6. Increasing Lifespan
Jogging can help you to live longer. Just jogging for around one hour per week can significantly increase life expectancy, even by 6 years when jogging slowly, according to Dr. Peter Schnohr, a heart expert of Danish nationality. His research has supported the idea that even mild, calm exercise can provide many benefits.
This is supported by the fact that jogging, and other kinds of physical exercise, can reduce the chances of developing certain potentially life-threatening diseases. This is due in part to how it helps your health. Jogging can also make sleeping easier, and good sleep puts you at lower risk of developing dangerous diseases.
- One of the most compelling benefits of jogging is how it can reduce the risk of developing cancer.
- One of the reasons behind the development of cancer is the decreased strength of the immune system. This is often compounded by a history of cancer.
- Even if it’s in your genetics, jogging and engaging in physical activity can reduce cancer risk.
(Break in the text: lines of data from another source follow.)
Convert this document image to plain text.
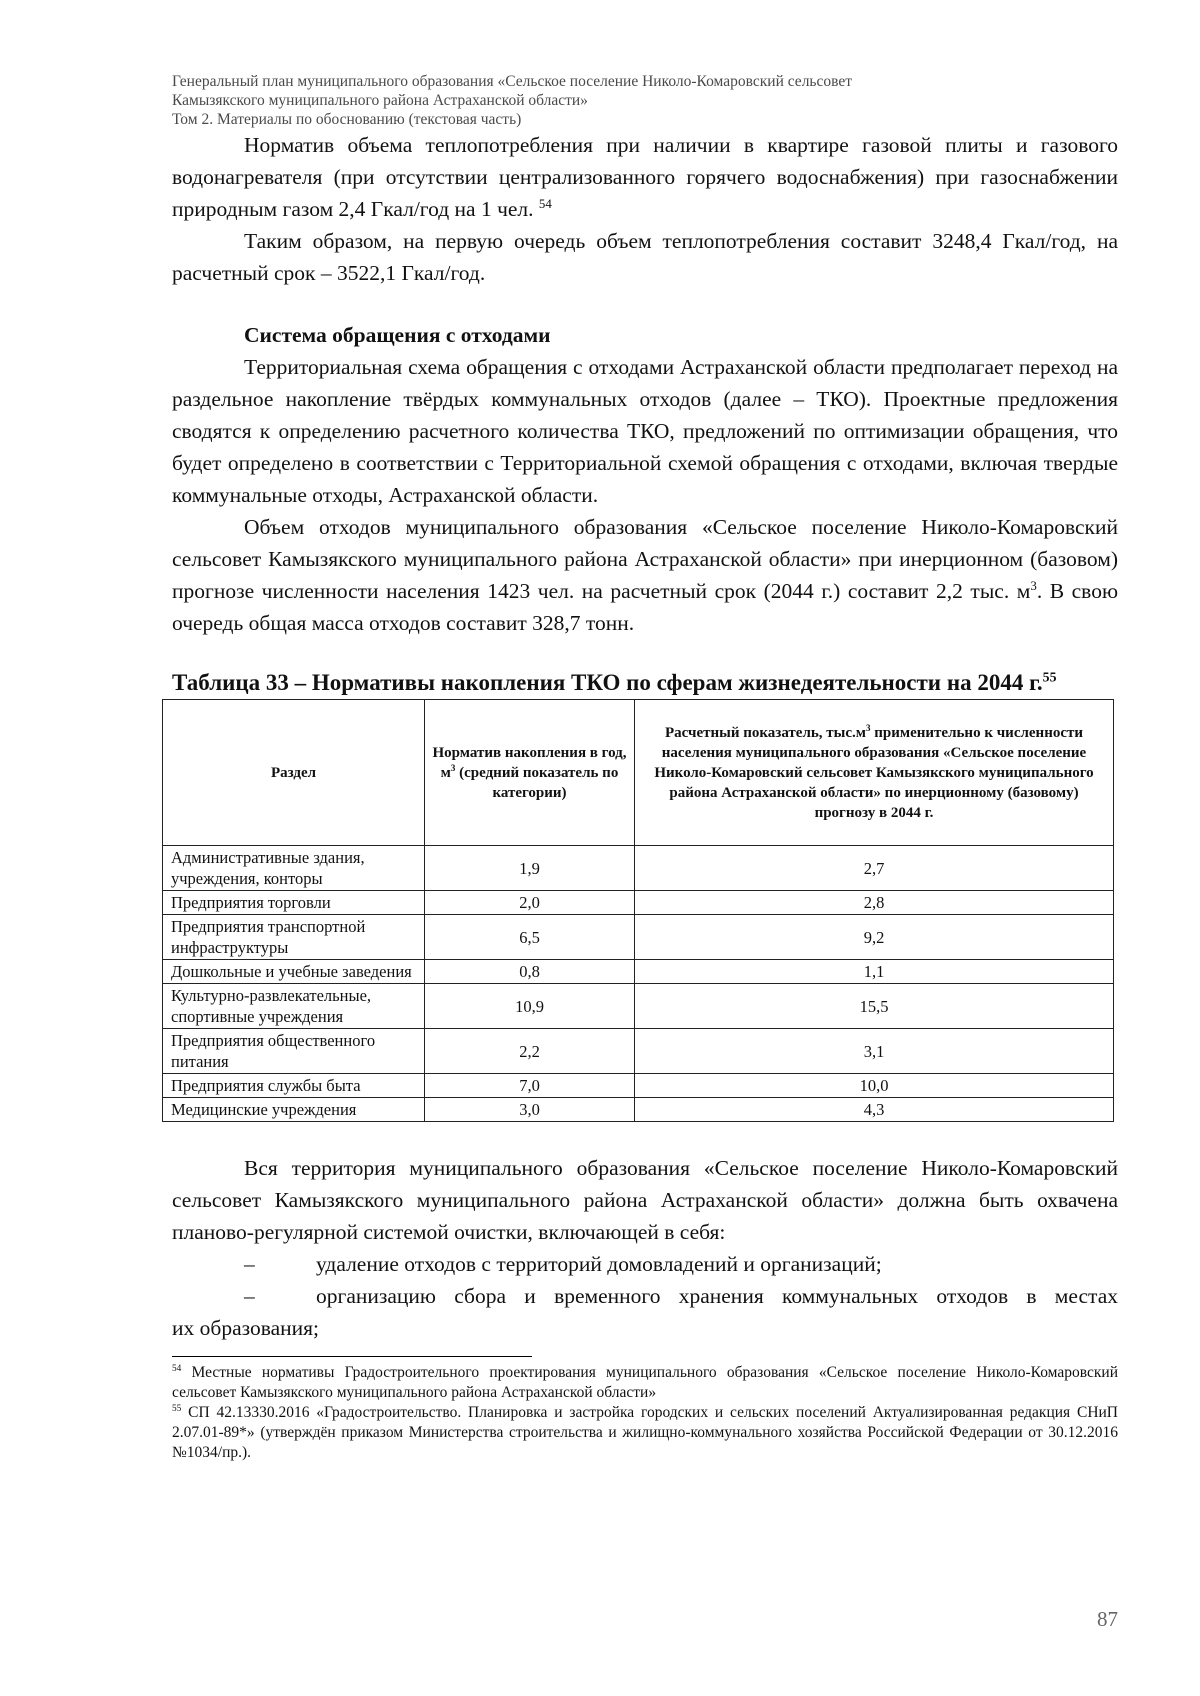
Генеральный план муниципального образования «Сельское поселение Николо-Комаровский сельсовет

Камызякского муниципального района Астраханской области»

Том 2. Материалы по обоснованию (текстовая часть)

Норматив объема теплопотребления при наличии в квартире газовой плиты и газового водонагревателя (при отсутствии централизованного горячего водоснабжения) при газоснабжении природным газом 2,4 Гкал/год на 1 чел. $^{54}$

Таким образом, на первую очередь объем теплопотребления составит 3248,4 Гкал/год, на расчетный срок – 3522,1 Гкал/год.

Система обращения с отходами

Территориальная схема обращения с отходами Астраханской области предполагает переход на раздельное накопление твёрдых коммунальных отходов (далее – ТКО). Проектные предложения сводятся к определению расчетного количества ТКО, предложений по оптимизации обращения, что будет определено в соответствии с Территориальной схемой обращения с отходами, включая твердые коммунальные отходы, Астраханской области.

Объем отходов муниципального образования «Сельское поселение Николо-Комаровский сельсовет Камызякского муниципального района Астраханской области» при инерционном (базовом) прогнозе численности населения 1423 чел. на расчетный срок (2044 г.) составит 2,2 тыс. $м^3$. В свою очередь общая масса отходов составит 328,7 тонн.

Таблица 33 – Нормативы накопления ТКО по сферам жизнедеятельности на 2044 г.$^{55}$
Раздел	Норматив накопления в год, $м^3$ (средний показатель по категории)	Расчетный показатель, $тыс.м^3$ применительно к численности населения муниципального образования «Сельское поселение Николо-Комаровский сельсовет Камызякского муниципального района Астраханской области» по инерционному (базовому) прогнозу в 2044 г.
Административные здания, учреждения, конторы	1,9	2,7
Предприятия торговли	2,0	2,8
Предприятия транспортной инфраструктуры	6,5	9,2
Дошкольные и учебные заведения	0,8	1,1
Культурно-развлекательные, спортивные учреждения	10,9	15,5
Предприятия общественного питания	2,2	3,1
Предприятия службы быта	7,0	10,0
Медицинские учреждения	3,0	4,3

Вся территория муниципального образования «Сельское поселение Николо-Комаровский сельсовет Камызякского муниципального района Астраханской области» должна быть охвачена планово-регулярной системой очистки, включающей в себя:

–	удаление отходов с территорий домовладений и организаций;
–	организацию сбора и временного хранения коммунальных отходов в местах
их образования;

$^{54}$ Местные нормативы Градостроительного проектирования муниципального образования «Сельское поселение Николо-Комаровский сельсовет Камызякского муниципального района Астраханской области»

$^{55}$ СП 42.13330.2016 «Градостроительство. Планировка и застройка городских и сельских поселений Актуализированная редакция СНиП 2.07.01-89*» (утверждён приказом Министерства строительства и жилищно-коммунального хозяйства Российской Федерации от 30.12.2016 №1034/пр.).

87
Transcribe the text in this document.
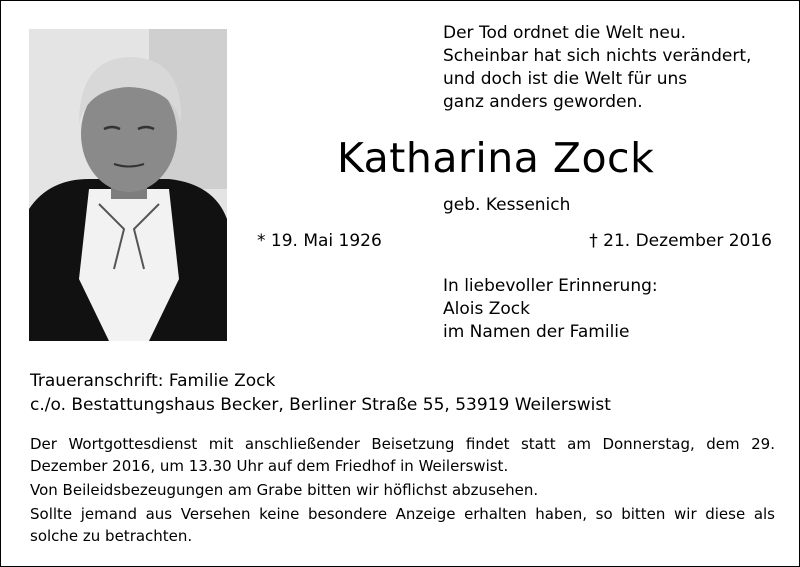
Der Tod ordnet die Welt neu.
Scheinbar hat sich nichts verändert,
und doch ist die Welt für uns
ganz anders geworden.
Katharina Zock
geb. Kessenich
* 19. Mai 1926	† 21. Dezember 2016
In liebevoller Erinnerung:
Alois Zock
im Namen der Familie
Traueranschrift: Familie Zock
c./o. Bestattungshaus Becker, Berliner Straße 55, 53919 Weilerswist

Der Wortgottesdienst mit anschließender Beisetzung findet statt am Donnerstag, dem 29. Dezember 2016, um 13.30 Uhr auf dem Friedhof in Weilerswist.

Von Beileidsbezeugungen am Grabe bitten wir höflichst abzusehen.

Sollte jemand aus Versehen keine besondere Anzeige erhalten haben, so bitten wir diese als solche zu betrachten.
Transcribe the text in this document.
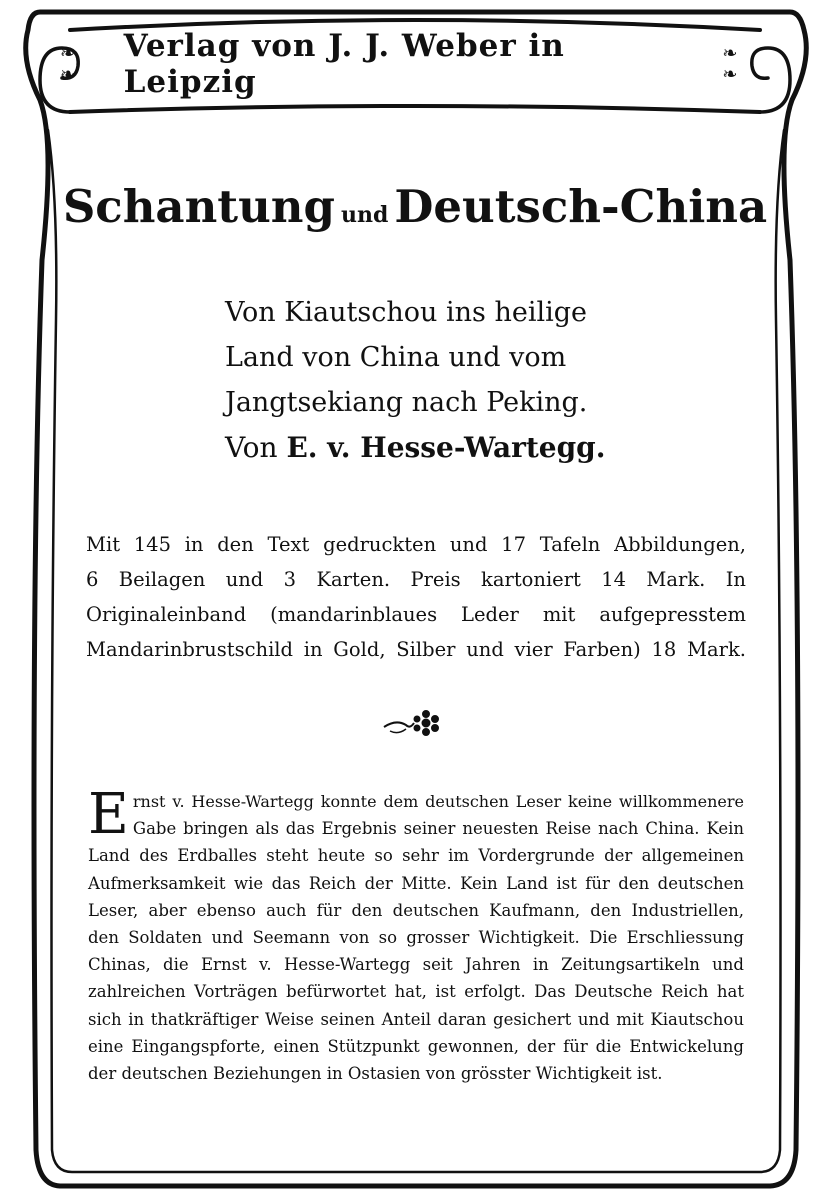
❧ ❧
Verlag von J. J. Weber in Leipzig
❧ ❧
Schantung und Deutsch-China
Von Kiautschou ins heilige
Land von China und vom
Jangtsekiang nach Peking.
Von E. v. Hesse-Wartegg.
Mit 145 in den Text gedruckten und 17 Tafeln Abbildungen,
6 Beilagen und 3 Karten. Preis kartoniert 14 Mark. In
Originaleinband (mandarinblaues Leder mit aufgepresstem
Mandarinbrustschild in Gold, Silber und vier Farben) 18 Mark.
E rnst v. Hesse-Wartegg konnte dem deutschen Leser keine willkommenere
Gabe bringen als das Ergebnis seiner neuesten Reise nach China. Kein
Land des Erdballes steht heute so sehr im Vordergrunde der allgemeinen
Aufmerksamkeit wie das Reich der Mitte. Kein Land ist für den deutschen
Leser, aber ebenso auch für den deutschen Kaufmann, den Industriellen,
den Soldaten und Seemann von so grosser Wichtigkeit. Die Erschliessung
Chinas, die Ernst v. Hesse-Wartegg seit Jahren in Zeitungsartikeln und
zahlreichen Vorträgen befürwortet hat, ist erfolgt. Das Deutsche Reich hat
sich in thatkräftiger Weise seinen Anteil daran gesichert und mit Kiautschou
eine Eingangspforte, einen Stützpunkt gewonnen, der für die Entwickelung
der deutschen Beziehungen in Ostasien von grösster Wichtigkeit ist.
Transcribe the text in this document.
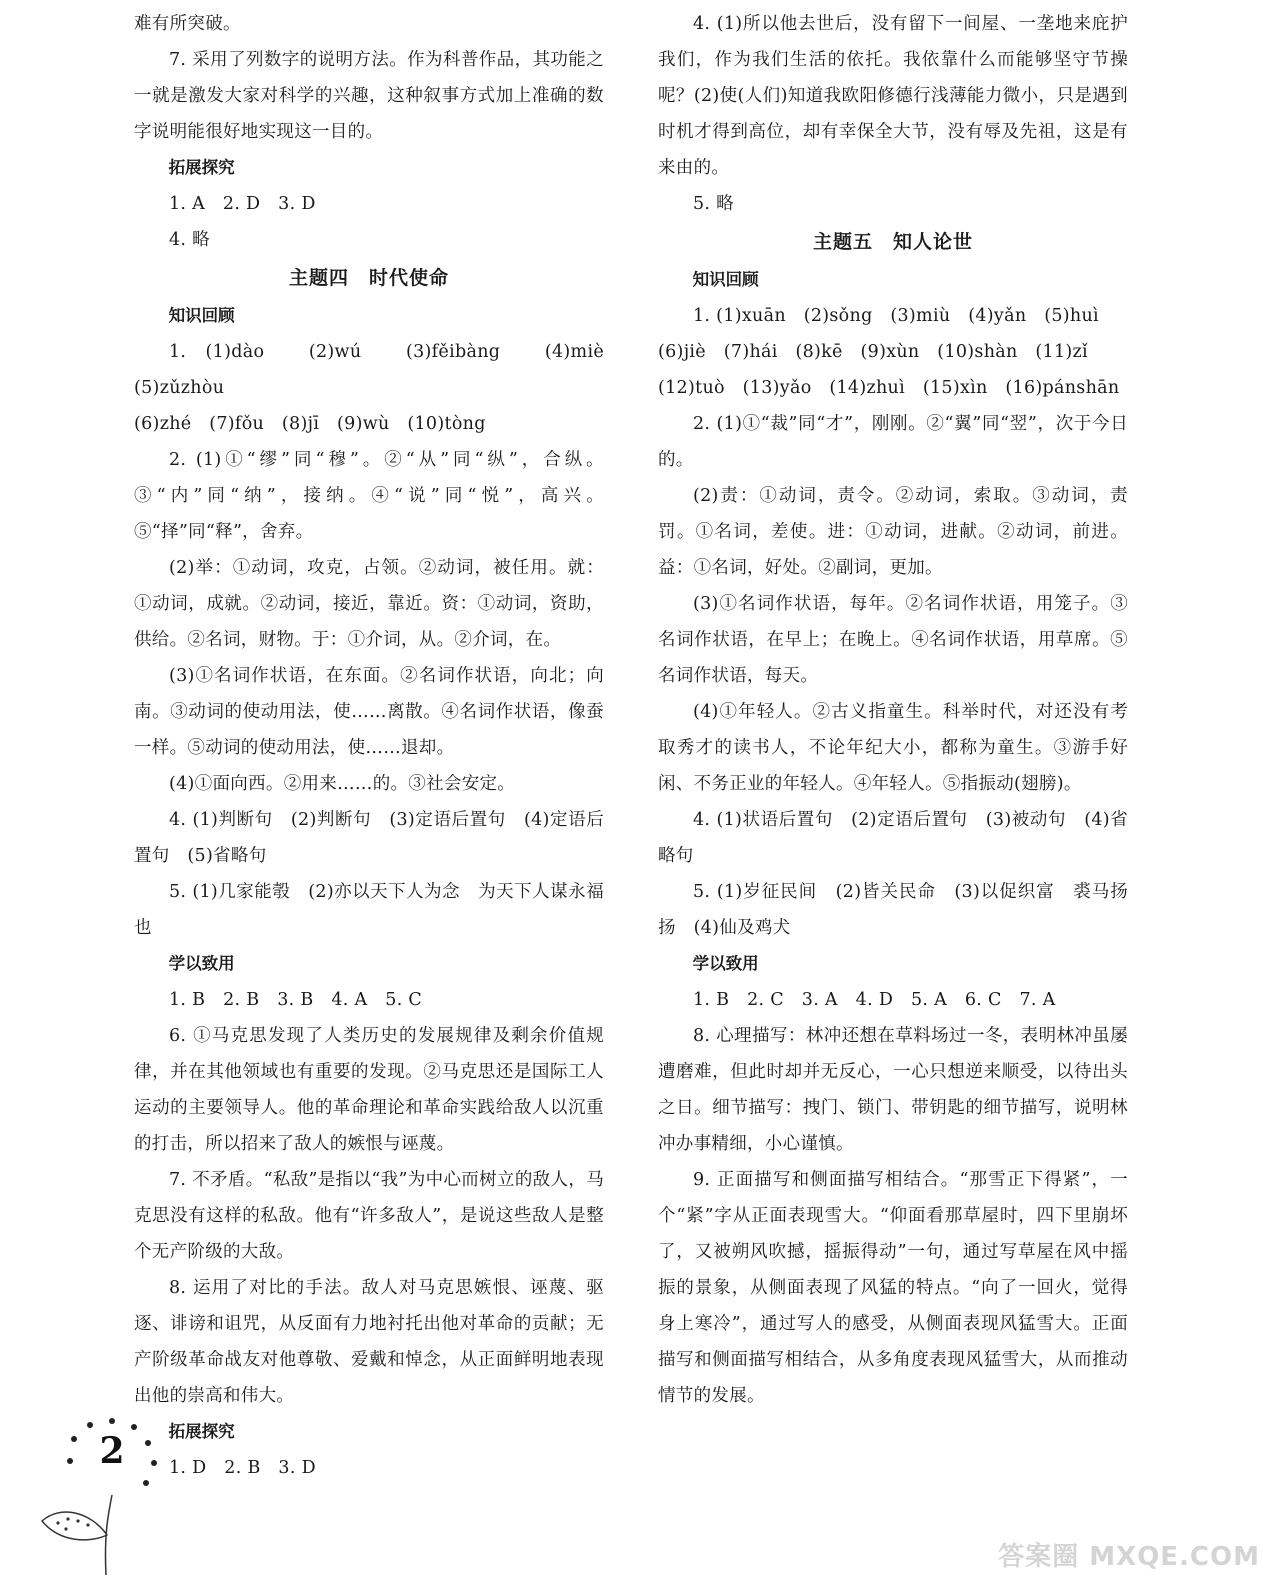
难有所突破。

7. 采用了列数字的说明方法。作为科普作品，其功能之一就是激发大家对科学的兴趣，这种叙事方式加上准确的数字说明能很好地实现这一目的。

拓展探究

1. A　2. D　3. D

4. 略

主题四　时代使命
知识回顾

1. (1)dào　(2)wú　(3)fěibàng　(4)miè　(5)zǔzhòu

(6)zhé　(7)fǒu　(8)jī　(9)wù　(10)tòng

2. (1)①“缪”同“穆”。②“从”同“纵”，合纵。③“内”同“纳”，接纳。④“说”同“悦”，高兴。⑤“择”同“释”，舍弃。

(2)举：①动词，攻克，占领。②动词，被任用。就：①动词，成就。②动词，接近，靠近。资：①动词，资助，供给。②名词，财物。于：①介词，从。②介词，在。

(3)①名词作状语，在东面。②名词作状语，向北；向南。③动词的使动用法，使……离散。④名词作状语，像蚕一样。⑤动词的使动用法，使……退却。

(4)①面向西。②用来……的。③社会安定。

4. (1)判断句　(2)判断句　(3)定语后置句　(4)定语后置句　(5)省略句

5. (1)几家能彀　(2)亦以天下人为念　为天下人谋永福也

学以致用

1. B　2. B　3. B　4. A　5. C

6. ①马克思发现了人类历史的发展规律及剩余价值规律，并在其他领域也有重要的发现。②马克思还是国际工人运动的主要领导人。他的革命理论和革命实践给敌人以沉重的打击，所以招来了敌人的嫉恨与诬蔑。

7. 不矛盾。“私敌”是指以“我”为中心而树立的敌人，马克思没有这样的私敌。他有“许多敌人”，是说这些敌人是整个无产阶级的大敌。

8. 运用了对比的手法。敌人对马克思嫉恨、诬蔑、驱逐、诽谤和诅咒，从反面有力地衬托出他对革命的贡献；无产阶级革命战友对他尊敬、爱戴和悼念，从正面鲜明地表现出他的崇高和伟大。

拓展探究

1. D　2. B　3. D

4. (1)所以他去世后，没有留下一间屋、一垄地来庇护我们，作为我们生活的依托。我依靠什么而能够坚守节操呢？(2)使(人们)知道我欧阳修德行浅薄能力微小，只是遇到时机才得到高位，却有幸保全大节，没有辱及先祖，这是有来由的。

5. 略

主题五　知人论世
知识回顾

1. (1)xuān　(2)sǒng　(3)miù　(4)yǎn　(5)huì

(6)jiè　(7)hái　(8)kē　(9)xùn　(10)shàn　(11)zǐ

(12)tuò　(13)yǎo　(14)zhuì　(15)xìn　(16)pánshān

2. (1)①“裁”同“才”，刚刚。②“翼”同“翌”，次于今日的。

(2)责：①动词，责令。②动词，索取。③动词，责罚。①名词，差使。进：①动词，进献。②动词，前进。益：①名词，好处。②副词，更加。

(3)①名词作状语，每年。②名词作状语，用笼子。③名词作状语，在早上；在晚上。④名词作状语，用草席。⑤名词作状语，每天。

(4)①年轻人。②古义指童生。科举时代，对还没有考取秀才的读书人，不论年纪大小，都称为童生。③游手好闲、不务正业的年轻人。④年轻人。⑤指振动(翅膀)。

4. (1)状语后置句　(2)定语后置句　(3)被动句　(4)省略句

5. (1)岁征民间　(2)皆关民命　(3)以促织富　裘马扬扬　(4)仙及鸡犬

学以致用

1. B　2. C　3. A　4. D　5. A　6. C　7. A

8. 心理描写：林冲还想在草料场过一冬，表明林冲虽屡遭磨难，但此时却并无反心，一心只想逆来顺受，以待出头之日。细节描写：拽门、锁门、带钥匙的细节描写，说明林冲办事精细，小心谨慎。

9. 正面描写和侧面描写相结合。“那雪正下得紧”，一个“紧”字从正面表现雪大。“仰面看那草屋时，四下里崩坏了，又被朔风吹撼，摇振得动”一句，通过写草屋在风中摇振的景象，从侧面表现了风猛的特点。“向了一回火，觉得身上寒冷”，通过写人的感受，从侧面表现风猛雪大。正面描写和侧面描写相结合，从多角度表现风猛雪大，从而推动情节的发展。

2
答案圈 MXQE.COM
According to a recent study, higher physical activity is directly related to a lower chance of developing cancer entirely. It’s a benefit of jogging that is difficult to ignore. Of course, the most interesting part about research and science in relation to exercise and a long life is that it seems like jogging is a great way to reduce all-cause mortality. So no matter what you’re trying to avoid, jogging should be able to prevent it.
Final Thoughts On The Benefits Of Jogging, According To Science
Jogging is a great exercise habit to incorporate no matter your age. You can be old or young and still enjoy countless benefits, from a stronger heart to more positive thinking, to better immunity.
As an easy form of exercise, jogging is a very simple form of exercise. Additionally, it doesn’t require a high expense to carry out. Just wear the right gear and go to a park, get on a treadmill, or jog around your neighborhood!
Talk to a doctor or relevant medical health professional before embarking on your new exercise regimen. This ensures that you exercise at the right rate for your current state of health and well-being.